[
https://issues.apache.org/jira/browse/OAK-634?page=com.atlassian.jira.plugin.system.issuetabpanels:comment-tabpanel&focusedCommentId=13581217#comment-13581217
]
Jukka Zitting commented on OAK-634:
-----------------------------------
bq. regarding your patch: do you have any figures on how that behaves in case
of millions of users and what
would be the possible impact of the synchronized map?
Not yet, it's just a rough first take on this.
That said, the size of the map as currently implemented costs a few hundred
bytes per password of a user who has successfully logged in after the
repository started. Thus for a system with a million users that *all* log in,
the map could grow to a few hundred megabytes.
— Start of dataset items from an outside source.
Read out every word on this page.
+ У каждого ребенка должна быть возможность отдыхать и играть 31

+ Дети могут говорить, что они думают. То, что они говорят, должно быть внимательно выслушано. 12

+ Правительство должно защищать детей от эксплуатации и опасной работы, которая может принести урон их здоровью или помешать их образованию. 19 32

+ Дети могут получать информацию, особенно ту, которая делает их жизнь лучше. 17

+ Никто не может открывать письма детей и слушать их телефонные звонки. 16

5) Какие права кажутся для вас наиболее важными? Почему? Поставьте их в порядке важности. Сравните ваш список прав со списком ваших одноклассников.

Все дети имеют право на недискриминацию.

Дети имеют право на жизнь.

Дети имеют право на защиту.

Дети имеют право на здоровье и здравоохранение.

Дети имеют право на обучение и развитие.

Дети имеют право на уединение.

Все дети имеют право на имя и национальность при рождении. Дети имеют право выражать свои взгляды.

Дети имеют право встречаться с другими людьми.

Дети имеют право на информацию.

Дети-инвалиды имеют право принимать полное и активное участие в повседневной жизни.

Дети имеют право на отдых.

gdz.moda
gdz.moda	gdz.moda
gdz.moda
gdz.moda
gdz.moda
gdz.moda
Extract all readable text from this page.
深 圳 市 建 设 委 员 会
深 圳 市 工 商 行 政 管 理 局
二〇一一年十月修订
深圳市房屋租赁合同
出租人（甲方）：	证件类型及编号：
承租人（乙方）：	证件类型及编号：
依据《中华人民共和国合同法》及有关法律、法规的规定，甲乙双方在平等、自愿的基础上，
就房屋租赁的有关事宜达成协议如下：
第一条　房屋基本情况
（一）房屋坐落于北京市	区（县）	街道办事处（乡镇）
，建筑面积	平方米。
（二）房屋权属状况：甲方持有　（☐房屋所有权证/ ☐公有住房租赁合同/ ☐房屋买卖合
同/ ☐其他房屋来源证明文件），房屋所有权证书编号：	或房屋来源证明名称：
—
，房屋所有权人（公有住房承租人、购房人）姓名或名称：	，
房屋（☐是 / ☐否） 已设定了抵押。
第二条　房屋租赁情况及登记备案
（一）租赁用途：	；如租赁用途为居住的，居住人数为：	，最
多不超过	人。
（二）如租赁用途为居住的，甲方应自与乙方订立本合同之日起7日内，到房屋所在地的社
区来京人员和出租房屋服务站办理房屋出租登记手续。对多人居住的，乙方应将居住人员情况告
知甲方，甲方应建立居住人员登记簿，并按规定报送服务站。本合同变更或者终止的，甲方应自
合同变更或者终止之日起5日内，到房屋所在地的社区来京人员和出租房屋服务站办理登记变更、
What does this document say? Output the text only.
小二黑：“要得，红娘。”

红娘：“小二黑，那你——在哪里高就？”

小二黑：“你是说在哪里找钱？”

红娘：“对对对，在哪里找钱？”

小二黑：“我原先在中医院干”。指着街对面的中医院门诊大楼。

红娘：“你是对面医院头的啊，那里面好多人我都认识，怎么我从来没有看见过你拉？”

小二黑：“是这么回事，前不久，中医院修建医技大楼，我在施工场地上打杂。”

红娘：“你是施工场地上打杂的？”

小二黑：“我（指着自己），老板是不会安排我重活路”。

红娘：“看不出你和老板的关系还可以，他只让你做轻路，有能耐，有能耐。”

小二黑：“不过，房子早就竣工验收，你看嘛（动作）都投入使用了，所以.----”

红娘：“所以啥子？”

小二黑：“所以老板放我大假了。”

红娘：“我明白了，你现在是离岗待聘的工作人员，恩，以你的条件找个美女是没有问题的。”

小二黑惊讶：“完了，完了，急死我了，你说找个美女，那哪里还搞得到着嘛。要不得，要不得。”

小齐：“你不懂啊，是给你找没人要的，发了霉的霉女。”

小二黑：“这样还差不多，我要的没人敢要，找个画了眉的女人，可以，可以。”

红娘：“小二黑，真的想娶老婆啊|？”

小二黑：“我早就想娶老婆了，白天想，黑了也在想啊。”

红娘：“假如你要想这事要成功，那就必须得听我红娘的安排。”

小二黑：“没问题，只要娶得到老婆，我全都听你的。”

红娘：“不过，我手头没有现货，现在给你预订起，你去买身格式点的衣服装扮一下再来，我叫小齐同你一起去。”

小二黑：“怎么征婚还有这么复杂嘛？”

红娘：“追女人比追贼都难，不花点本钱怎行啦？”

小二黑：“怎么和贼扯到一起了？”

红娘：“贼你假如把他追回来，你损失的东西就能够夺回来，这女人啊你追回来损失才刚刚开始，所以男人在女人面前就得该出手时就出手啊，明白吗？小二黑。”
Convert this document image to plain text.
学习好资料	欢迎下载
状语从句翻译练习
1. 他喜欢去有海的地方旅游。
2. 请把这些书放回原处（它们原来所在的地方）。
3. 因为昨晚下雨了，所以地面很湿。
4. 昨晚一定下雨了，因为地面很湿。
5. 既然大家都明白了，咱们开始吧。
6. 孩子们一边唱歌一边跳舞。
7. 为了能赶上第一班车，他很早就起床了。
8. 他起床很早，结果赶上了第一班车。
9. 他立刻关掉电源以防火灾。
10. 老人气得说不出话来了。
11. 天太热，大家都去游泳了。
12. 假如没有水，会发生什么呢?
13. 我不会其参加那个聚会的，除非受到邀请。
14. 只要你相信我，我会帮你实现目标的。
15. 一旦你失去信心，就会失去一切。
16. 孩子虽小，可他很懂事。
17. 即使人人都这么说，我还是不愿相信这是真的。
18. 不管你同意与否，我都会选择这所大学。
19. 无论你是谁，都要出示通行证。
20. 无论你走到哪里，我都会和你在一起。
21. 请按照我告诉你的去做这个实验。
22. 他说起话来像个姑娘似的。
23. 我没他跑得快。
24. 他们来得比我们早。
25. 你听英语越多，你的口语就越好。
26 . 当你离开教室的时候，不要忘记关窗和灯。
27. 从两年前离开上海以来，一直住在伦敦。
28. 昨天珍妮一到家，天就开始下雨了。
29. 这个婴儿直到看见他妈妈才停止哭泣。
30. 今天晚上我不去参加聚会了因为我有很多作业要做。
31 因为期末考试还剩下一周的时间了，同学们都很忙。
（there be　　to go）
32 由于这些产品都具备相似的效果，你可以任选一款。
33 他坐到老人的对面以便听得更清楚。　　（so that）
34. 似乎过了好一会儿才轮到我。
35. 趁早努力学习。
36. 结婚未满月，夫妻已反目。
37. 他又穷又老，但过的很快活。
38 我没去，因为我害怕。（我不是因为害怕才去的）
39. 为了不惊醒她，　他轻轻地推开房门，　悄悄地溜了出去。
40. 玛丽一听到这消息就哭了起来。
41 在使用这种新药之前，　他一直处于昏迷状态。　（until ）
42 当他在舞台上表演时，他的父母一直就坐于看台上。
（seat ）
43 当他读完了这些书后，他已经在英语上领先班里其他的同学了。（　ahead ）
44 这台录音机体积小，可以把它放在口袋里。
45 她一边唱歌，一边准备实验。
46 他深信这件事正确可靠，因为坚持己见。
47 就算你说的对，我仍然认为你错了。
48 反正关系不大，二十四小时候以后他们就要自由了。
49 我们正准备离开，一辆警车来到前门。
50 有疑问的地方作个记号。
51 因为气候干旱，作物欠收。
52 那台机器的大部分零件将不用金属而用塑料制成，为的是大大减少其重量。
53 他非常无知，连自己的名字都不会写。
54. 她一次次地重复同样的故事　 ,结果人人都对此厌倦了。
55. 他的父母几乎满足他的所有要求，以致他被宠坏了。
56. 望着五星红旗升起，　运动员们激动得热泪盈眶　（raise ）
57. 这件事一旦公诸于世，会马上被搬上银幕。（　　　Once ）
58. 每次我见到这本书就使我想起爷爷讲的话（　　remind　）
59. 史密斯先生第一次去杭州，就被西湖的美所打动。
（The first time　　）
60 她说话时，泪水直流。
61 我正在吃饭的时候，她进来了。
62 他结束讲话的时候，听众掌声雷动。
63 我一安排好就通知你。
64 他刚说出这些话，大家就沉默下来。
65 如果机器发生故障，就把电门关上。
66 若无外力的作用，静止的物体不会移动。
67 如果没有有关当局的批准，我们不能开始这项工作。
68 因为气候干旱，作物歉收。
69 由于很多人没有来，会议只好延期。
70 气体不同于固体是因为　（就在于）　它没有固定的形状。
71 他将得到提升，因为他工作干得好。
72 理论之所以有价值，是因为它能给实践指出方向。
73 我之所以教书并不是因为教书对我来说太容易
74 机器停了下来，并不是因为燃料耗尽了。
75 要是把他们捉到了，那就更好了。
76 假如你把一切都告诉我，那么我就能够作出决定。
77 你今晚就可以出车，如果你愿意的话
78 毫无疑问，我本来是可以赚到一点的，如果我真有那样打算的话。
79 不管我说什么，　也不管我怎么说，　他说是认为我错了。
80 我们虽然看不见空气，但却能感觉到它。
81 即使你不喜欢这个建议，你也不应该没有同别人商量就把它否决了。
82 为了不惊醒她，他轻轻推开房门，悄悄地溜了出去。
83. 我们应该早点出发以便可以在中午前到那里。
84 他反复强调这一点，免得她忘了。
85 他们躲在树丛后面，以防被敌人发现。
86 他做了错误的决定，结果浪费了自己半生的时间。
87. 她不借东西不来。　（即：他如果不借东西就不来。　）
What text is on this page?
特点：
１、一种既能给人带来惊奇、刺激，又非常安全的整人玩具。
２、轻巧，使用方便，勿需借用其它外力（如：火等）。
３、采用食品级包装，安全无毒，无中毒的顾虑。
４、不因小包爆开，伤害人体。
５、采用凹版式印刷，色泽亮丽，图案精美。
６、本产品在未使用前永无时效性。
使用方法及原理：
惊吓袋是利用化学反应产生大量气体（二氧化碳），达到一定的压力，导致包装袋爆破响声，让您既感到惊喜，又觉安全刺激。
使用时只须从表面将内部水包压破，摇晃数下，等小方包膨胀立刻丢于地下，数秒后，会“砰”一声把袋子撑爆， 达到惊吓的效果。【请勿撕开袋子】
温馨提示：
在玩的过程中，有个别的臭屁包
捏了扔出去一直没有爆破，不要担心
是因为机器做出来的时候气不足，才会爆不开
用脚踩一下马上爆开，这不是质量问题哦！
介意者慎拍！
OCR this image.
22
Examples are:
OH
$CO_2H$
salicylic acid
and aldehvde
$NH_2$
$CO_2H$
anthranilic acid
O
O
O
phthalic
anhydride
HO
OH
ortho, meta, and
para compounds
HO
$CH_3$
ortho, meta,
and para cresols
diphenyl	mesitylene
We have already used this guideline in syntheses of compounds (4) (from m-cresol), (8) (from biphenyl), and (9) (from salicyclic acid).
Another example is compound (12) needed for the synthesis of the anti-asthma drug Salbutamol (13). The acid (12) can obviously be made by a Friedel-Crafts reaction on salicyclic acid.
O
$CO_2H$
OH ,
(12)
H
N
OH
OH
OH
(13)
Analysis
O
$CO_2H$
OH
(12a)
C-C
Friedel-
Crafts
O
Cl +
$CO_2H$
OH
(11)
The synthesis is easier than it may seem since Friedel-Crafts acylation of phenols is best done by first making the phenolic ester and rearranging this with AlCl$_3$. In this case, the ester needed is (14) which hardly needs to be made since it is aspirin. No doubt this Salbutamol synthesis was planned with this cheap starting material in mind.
The synchronization cost should be negligible as only the map itself is
synchronized, not the {{isSame}} calls, and as the map accesses are much faster
than the hash calculations surrounding them.
> PasswordUtility.isSame() performance bottleneck
> -----------------------------------------------
>
> Key: OAK-634
> URL: https://issues.apache.org/jira/browse/OAK-634
> Project: Jackrabbit Oak
> Issue Type: Improvement
> Components: core
> Reporter: Jukka Zitting
> Labels: performance
> Attachments: jackrabbit.patch, oak.patch
>
>
> The default 1000 SHA-256 iterations used for password hashes are seriously
> impacting the performance of login() calls. Here's a performance report of
> the number of milliseconds that a successful login takes with Jackrabbit 2.x
> and Oak (with an in-memory MK):
> {noformat}
> # Login min 10% 50% 90% max
> Jackrabbit 560 570 577 704 1522
> Oak-Memory 2537 2586 2630 2811 2916
> {noformat}
> Over 50% of that time is spent doing hash iterations in
> {{PasswordUtility.isSame()}}. This is a problem for two main reasons:
> # It severely drags down performance of acquiring a new session; something
> which should be essentially free.
> # It opens the denial of service attack vector of just bombarding a system
> with login attempts, which would cause CPU usage to spike.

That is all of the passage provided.